Implications for employers

Employers should take notice of this case as a cautionary tale. The key message is around the importance of unambiguous contractual wording.

It is common practice for employment contracts to be spread across multiple documents. Therefore, employers should ensure that these documents are aligned and that they do not, when read in isolation, inadvertently create any discrete rights that provide a greater contractual entitlement than is covered by an underlying insurance policy. In particular, employers should check that any contractual entitlements to insurance covered benefits align with their insurance policies.
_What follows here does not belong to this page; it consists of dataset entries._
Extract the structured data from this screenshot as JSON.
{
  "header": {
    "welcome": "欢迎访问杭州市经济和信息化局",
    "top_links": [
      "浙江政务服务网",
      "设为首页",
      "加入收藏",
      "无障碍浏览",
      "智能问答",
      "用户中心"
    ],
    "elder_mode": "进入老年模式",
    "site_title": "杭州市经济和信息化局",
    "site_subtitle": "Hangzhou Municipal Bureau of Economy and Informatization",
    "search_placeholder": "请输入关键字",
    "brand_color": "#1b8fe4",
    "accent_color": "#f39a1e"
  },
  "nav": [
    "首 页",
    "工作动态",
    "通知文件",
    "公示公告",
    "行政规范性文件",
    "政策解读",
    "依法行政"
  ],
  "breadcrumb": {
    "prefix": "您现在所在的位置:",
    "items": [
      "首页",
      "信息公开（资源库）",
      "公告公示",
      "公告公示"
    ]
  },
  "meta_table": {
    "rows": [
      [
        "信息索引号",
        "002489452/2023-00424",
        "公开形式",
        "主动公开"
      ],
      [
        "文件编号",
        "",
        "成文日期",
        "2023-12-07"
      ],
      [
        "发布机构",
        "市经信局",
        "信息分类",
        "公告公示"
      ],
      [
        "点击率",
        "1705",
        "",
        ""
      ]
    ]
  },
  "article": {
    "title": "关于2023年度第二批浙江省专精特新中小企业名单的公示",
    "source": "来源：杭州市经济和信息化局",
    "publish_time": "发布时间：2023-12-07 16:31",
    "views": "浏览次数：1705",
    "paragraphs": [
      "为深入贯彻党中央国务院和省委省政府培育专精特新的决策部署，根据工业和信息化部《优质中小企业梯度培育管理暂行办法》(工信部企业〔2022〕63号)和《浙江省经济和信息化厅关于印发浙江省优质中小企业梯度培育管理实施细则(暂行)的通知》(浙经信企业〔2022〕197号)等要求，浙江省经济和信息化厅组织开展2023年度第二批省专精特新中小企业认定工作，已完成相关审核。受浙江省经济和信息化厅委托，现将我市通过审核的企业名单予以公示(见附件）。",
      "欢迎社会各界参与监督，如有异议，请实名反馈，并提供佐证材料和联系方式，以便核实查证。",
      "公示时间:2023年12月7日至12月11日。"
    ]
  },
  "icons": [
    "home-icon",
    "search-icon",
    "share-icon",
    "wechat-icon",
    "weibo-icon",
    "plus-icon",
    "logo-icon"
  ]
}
Merely making a passing reference to the existence of a policy that is in place at the time of entering into a contract is unlikely to go far enough.

Given the reality that employers will often look to change their insurance policies or providers from time to time, it is prudent for contractual documents to provide scope for future changes by confirming in clear terms that:

  • any insurance-backed benefits, such as private medical insurance or PHI are governed by the rules of the insurance scheme and its eligibility criteria, as amended from time to time;
  • the employer will only cover the employee to the extent that the insurance provider first makes the requisite payments to the employer and any failure in the insurance company’s obligations will not bind the employer to making equivalent payments;
  • the benefit can be varied or withdrawn; and
  • the level of cover, provider or benefits offered under any scheme can be updated and varied at the employer’s discretion at any time.

Unfortunately, although raised in the tribunals, the Court of Appeal was not asked to consider the issue of when and how employers are legally permitted to unilaterally vary an employment policy as the argument was dropped. However, employers seeking to do so are advised to check that first, the contractual wording permits such a variation and, second, makes it explicitly clear that the benefits provided to that employee are determined by the policy in place from time to time.